Wen Xu-Peng, Wan Qi-Quan
Department of Critical Care Medicine, Zhongshan Hospital, Fudan University, Shanghai 200030, China.
Department of Transplant Surgery, The Third Xiangya Hospital of Central South University, Changsha 410013, Hunan Province, China.
World J Gastrointest Endosc. 2024 Jan 16;16(1):5-10. doi: 10.4253/wjge.v16.i1.5.
Transoral endoscopic resections in treating upper gastrointestinal submucosal lesions have the advantages of maintaining the integrity of the gastrointestinal lumen, avoiding perforation and reducing gastrointestinal fistulae. They are becoming more widely used in clinical practice, but, they may also present a variety of complications. Gas-related complications are one of the most common, which can be left untreated if the symptoms are mild, but in severe cases, they can lead to rapid changes in the respiratory and circulatory systems in a short period, which can be life-threatening. Therefore, it is important to predict the occurrence of gas-related complications early and take preventive measures actively. Based on the authors' results in the prepublication of the article "Nomogram to predict gas-related complications during transoral endoscopic resection of upper gastrointestinal submucosal lesions," and in conjunction with our evaluation and additions to the relevant content, radiographs may help screen patients at high risk for gas-related complications. Controlling blood glucose levels, shortening the duration of surgery, and choosing the most appropriate surgical resection may positively impact the prognosis of patients at high risk for gas-related complications during transoral endoscopic resection of upper gastrointestinal submucosal lesions.
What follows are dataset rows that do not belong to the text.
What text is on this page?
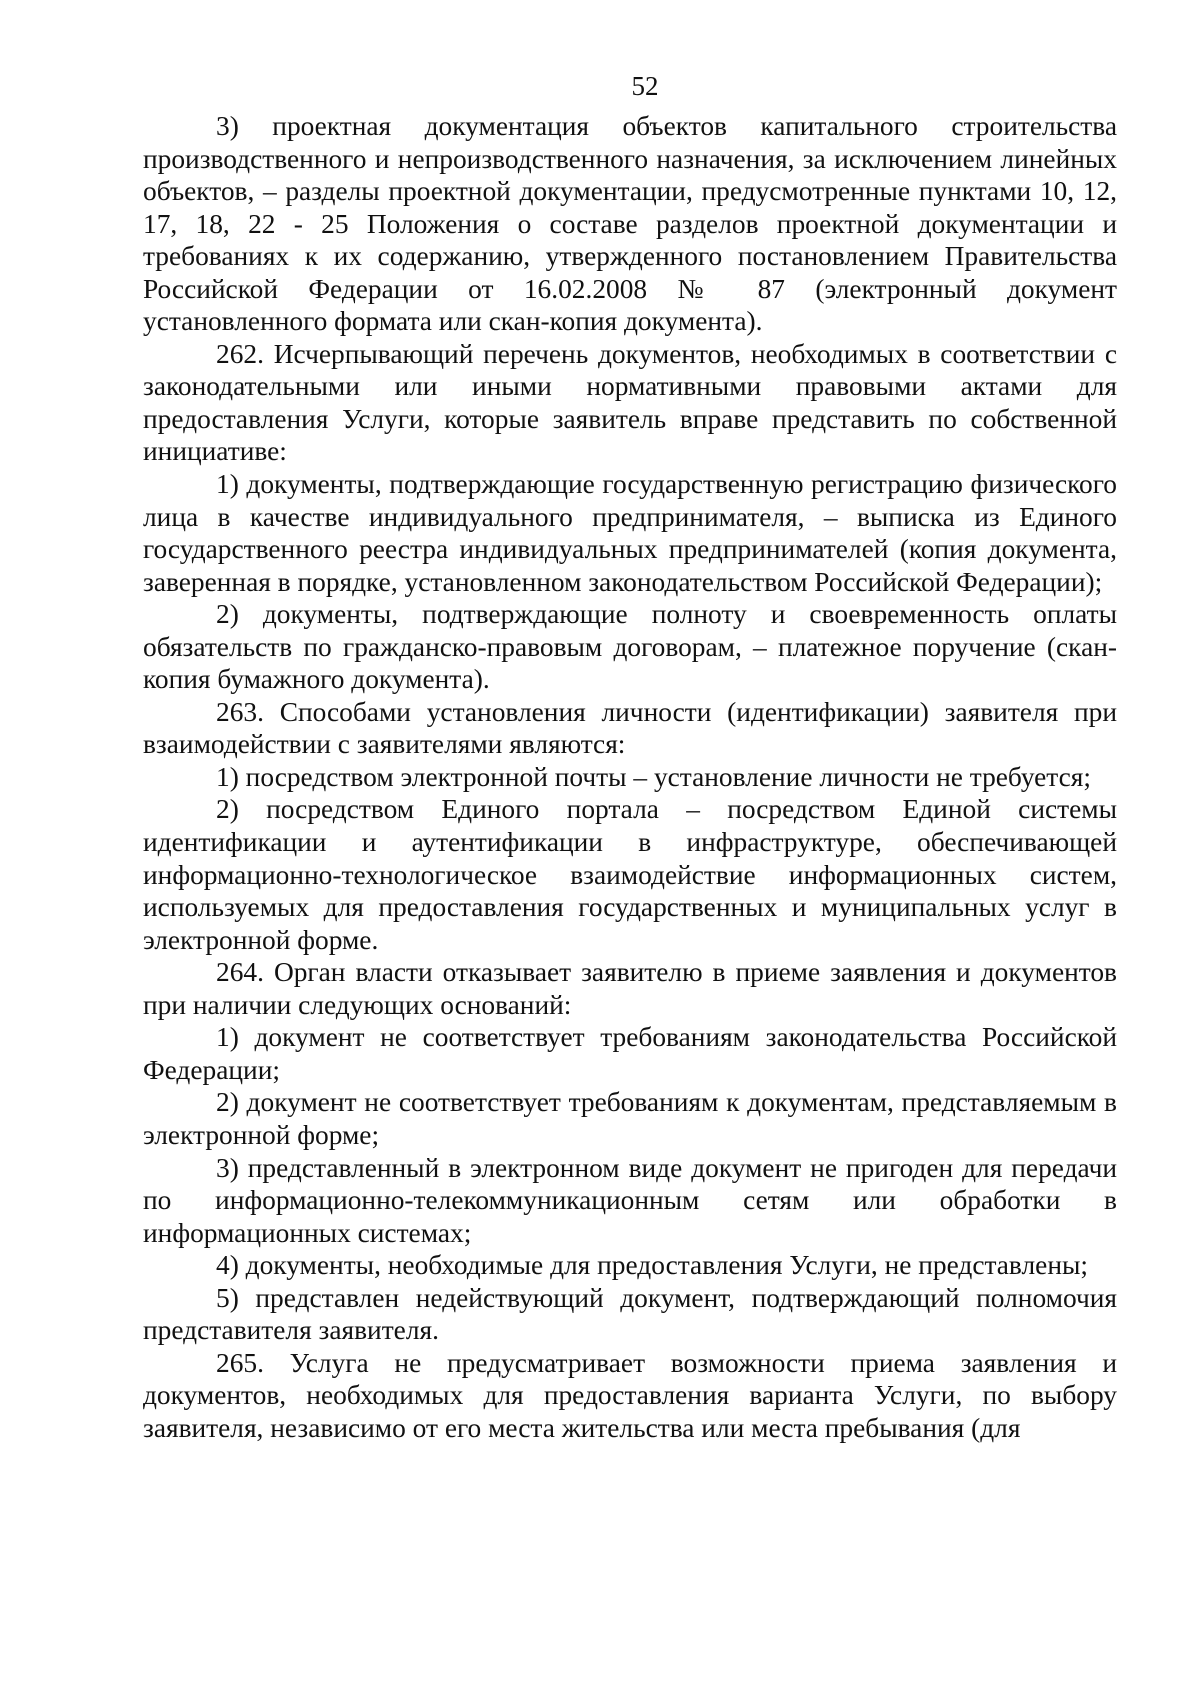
52

3) проектная документация объектов капитального строительства производственного и непроизводственного назначения, за исключением линейных объектов, – разделы проектной документации, предусмотренные пунктами 10, 12, 17, 18, 22 - 25 Положения о составе разделов проектной документации и требованиях к их содержанию, утвержденного постановлением Правительства Российской Федерации от 16.02.2008 № 87 (электронный документ установленного формата или скан-копия документа).

262. Исчерпывающий перечень документов, необходимых в соответствии с законодательными или иными нормативными правовыми актами для предоставления Услуги, которые заявитель вправе представить по собственной инициативе:

1) документы, подтверждающие государственную регистрацию физического лица в качестве индивидуального предпринимателя, – выписка из Единого государственного реестра индивидуальных предпринимателей (копия документа, заверенная в порядке, установленном законодательством Российской Федерации);

2) документы, подтверждающие полноту и своевременность оплаты обязательств по гражданско-правовым договорам, – платежное поручение (скан-копия бумажного документа).

263. Способами установления личности (идентификации) заявителя при взаимодействии с заявителями являются:

1) посредством электронной почты – установление личности не требуется;

2) посредством Единого портала – посредством Единой системы идентификации и аутентификации в инфраструктуре, обеспечивающей информационно-технологическое взаимодействие информационных систем, используемых для предоставления государственных и муниципальных услуг в электронной форме.

264. Орган власти отказывает заявителю в приеме заявления и документов при наличии следующих оснований:

1) документ не соответствует требованиям законодательства Российской Федерации;

2) документ не соответствует требованиям к документам, представляемым в электронной форме;

3) представленный в электронном виде документ не пригоден для передачи по информационно-телекоммуникационным сетям или обработки в информационных системах;

4) документы, необходимые для предоставления Услуги, не представлены;

5) представлен недействующий документ, подтверждающий полномочия представителя заявителя.

265. Услуга не предусматривает возможности приема заявления и документов, необходимых для предоставления варианта Услуги, по выбору заявителя, независимо от его места жительства или места пребывания (для
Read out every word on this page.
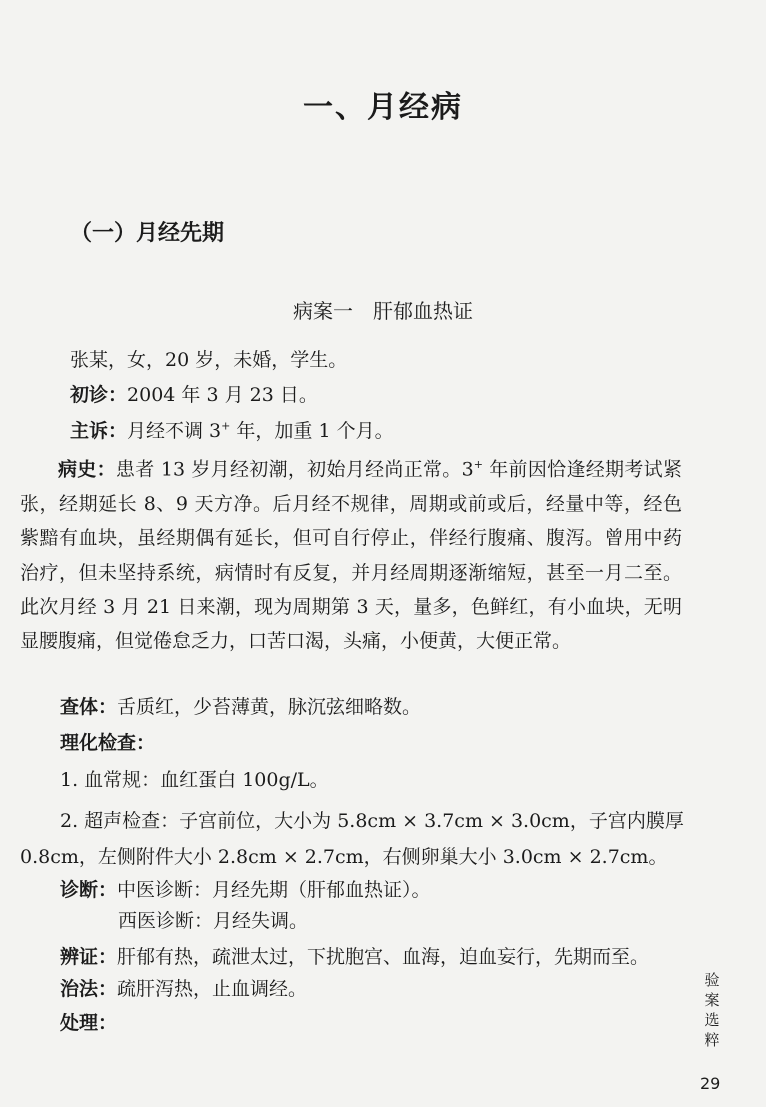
一、月经病
（一）月经先期
病案一　肝郁血热证
张某，女，20 岁，未婚，学生。
初诊：2004 年 3 月 23 日。
主诉：月经不调 3+ 年，加重 1 个月。
病史：患者 13 岁月经初潮，初始月经尚正常。3+ 年前因恰逢经期考试紧张，经期延长 8、9 天方净。后月经不规律，周期或前或后，经量中等，经色紫黯有血块，虽经期偶有延长，但可自行停止，伴经行腹痛、腹泻。曾用中药治疗，但未坚持系统，病情时有反复，并月经周期逐渐缩短，甚至一月二至。此次月经 3 月 21 日来潮，现为周期第 3 天，量多，色鲜红，有小血块，无明显腰腹痛，但觉倦怠乏力，口苦口渴，头痛，小便黄，大便正常。
查体：舌质红，少苔薄黄，脉沉弦细略数。
理化检查：
1. 血常规：血红蛋白 100g/L。
2. 超声检查：子宫前位，大小为 5.8cm × 3.7cm × 3.0cm，子宫内膜厚
0.8cm，左侧附件大小 2.8cm × 2.7cm，右侧卵巢大小 3.0cm × 2.7cm。
诊断：中医诊断：月经先期（肝郁血热证）。
西医诊断：月经失调。
辨证：肝郁有热，疏泄太过，下扰胞宫、血海，迫血妄行，先期而至。
治法：疏肝泻热，止血调经。
处理：
验案选粹
29
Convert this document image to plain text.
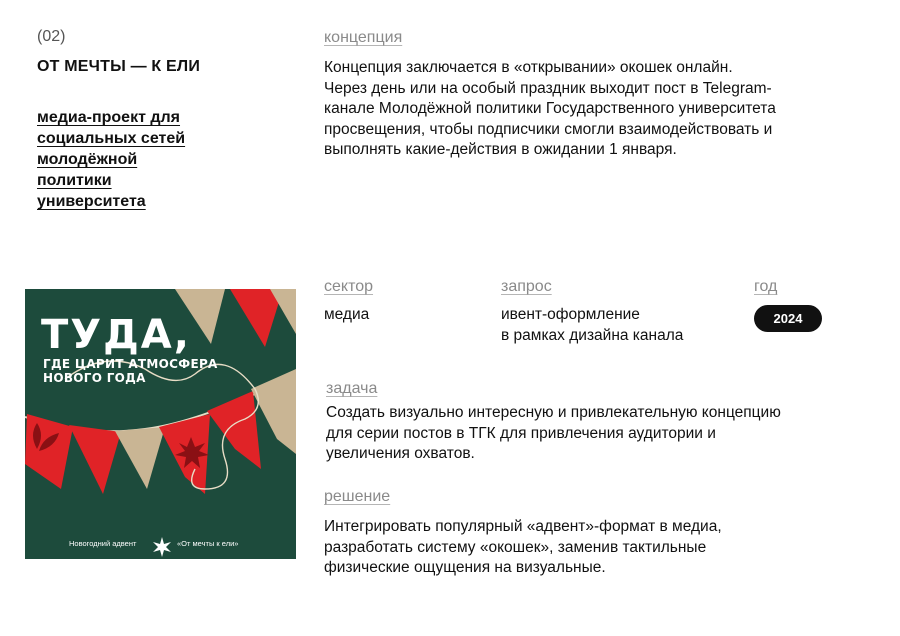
(02)
ОТ МЕЧТЫ — К ЕЛИ
медиа-проект для
социальных сетей
молодёжной
политики
университета
концепция
Концепция заключается в «открывании» окошек онлайн.
Через день или на особый праздник выходит пост в Telegram-
канале Молодёжной политики Государственного университета
просвещения, чтобы подписчики смогли взаимодействовать и
выполнять какие-действия в ожидании 1 января.
ТУДА,
ГДЕ ЦАРИТ АТМОСФЕРА
НОВОГО ГОДА
Новогодний адвент	«От мечты к ели»
сектор
медиа
запрос
ивент-оформление
в рамках дизайна канала
год
2024
задача
Создать визуально интересную и привлекательную концепцию
для серии постов в ТГК для привлечения аудитории и
увеличения охватов.
решение
Интегрировать популярный «адвент»-формат в медиа,
разработать систему «окошек», заменив тактильные
физические ощущения на визуальные.
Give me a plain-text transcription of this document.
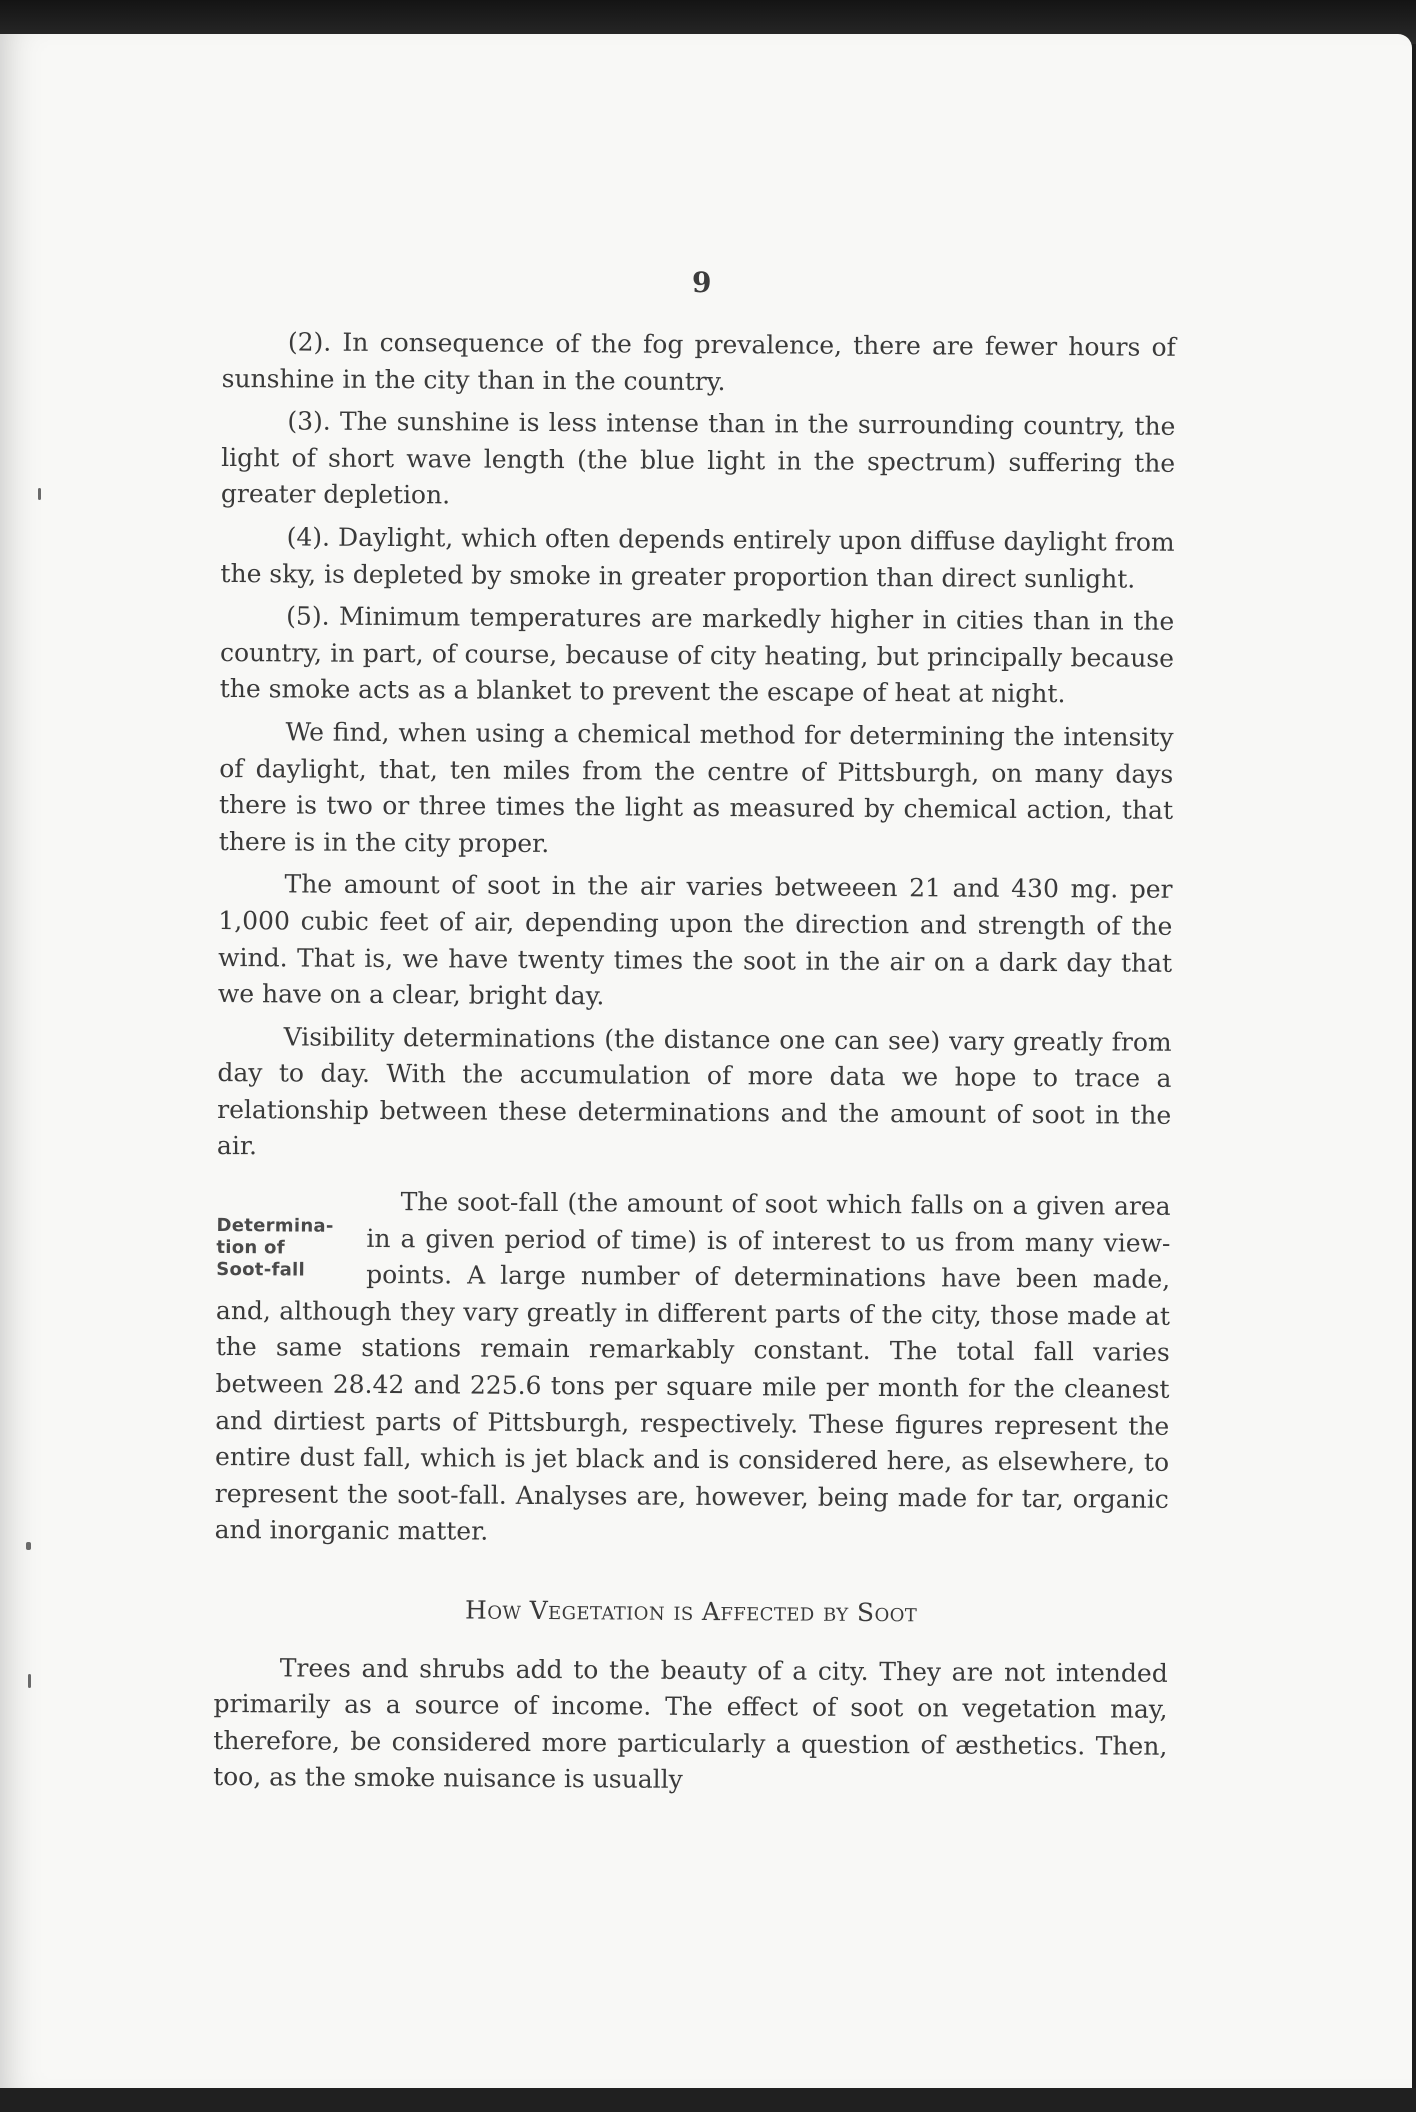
9

(2). In consequence of the fog prevalence, there are fewer hours of sunshine in the city than in the country.

(3). The sunshine is less intense than in the surrounding country, the light of short wave length (the blue light in the spectrum) suffering the greater depletion.

(4). Daylight, which often depends entirely upon diffuse daylight from the sky, is depleted by smoke in greater proportion than direct sunlight.

(5). Minimum temperatures are markedly higher in cities than in the country, in part, of course, because of city heating, but principally because the smoke acts as a blanket to prevent the escape of heat at night.

We find, when using a chemical method for determining the intensity of daylight, that, ten miles from the centre of Pittsburgh, on many days there is two or three times the light as measured by chemical action, that there is in the city proper.

The amount of soot in the air varies betweeen 21 and 430 mg. per 1,000 cubic feet of air, depending upon the direction and strength of the wind. That is, we have twenty times the soot in the air on a dark day that we have on a clear, bright day.

Visibility determinations (the distance one can see) vary greatly from day to day. With the accumulation of more data we hope to trace a relationship between these determinations and the amount of soot in the air.

Determina-
tion of
Soot-fall

The soot-fall (the amount of soot which falls on a given area in a given period of time) is of interest to us from many view-points. A large number of determinations have been made, and, although they vary greatly in different parts of the city, those made at the same stations remain remarkably constant. The total fall varies between 28.42 and 225.6 tons per square mile per month for the cleanest and dirtiest parts of Pittsburgh, respectively. These figures represent the entire dust fall, which is jet black and is considered here, as elsewhere, to represent the soot-fall. Analyses are, however, being made for tar, organic and inorganic matter.

How Vegetation is Affected by Soot

Trees and shrubs add to the beauty of a city. They are not intended primarily as a source of income. The effect of soot on vegetation may, therefore, be considered more particularly a question of æsthetics. Then, too, as the smoke nuisance is usually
经口内镜切除术治疗上消化道黏膜下病变具有保持胃肠道管腔完整性、避免穿孔和减少胃肠道瘘的优点。它们在临床实践中的应用越来越广泛,但也可能出现各种并发症。气体相关并发症是最常见的并发症之一,如果症状较轻可无需治疗,但在严重情况下,它们可在短时间内导致呼吸和循环系统迅速变化,危及生命。因此,早期预测气体相关并发症的发生并积极采取预防措施很重要。基于作者在文章《预测经口内镜切除上消化道黏膜下病变时气体相关并发症的列线图》预发表中的结果,并结合我们对相关内容的评估和补充,影像学检查可能有助于筛查气体相关并发症的高危患者。控制血糖水平、缩短手术时间以及选择最合适的手术切除方式可能对上消化道黏膜下病变经口内镜切除术中气体相关并发症高危患者的预后产生积极影响。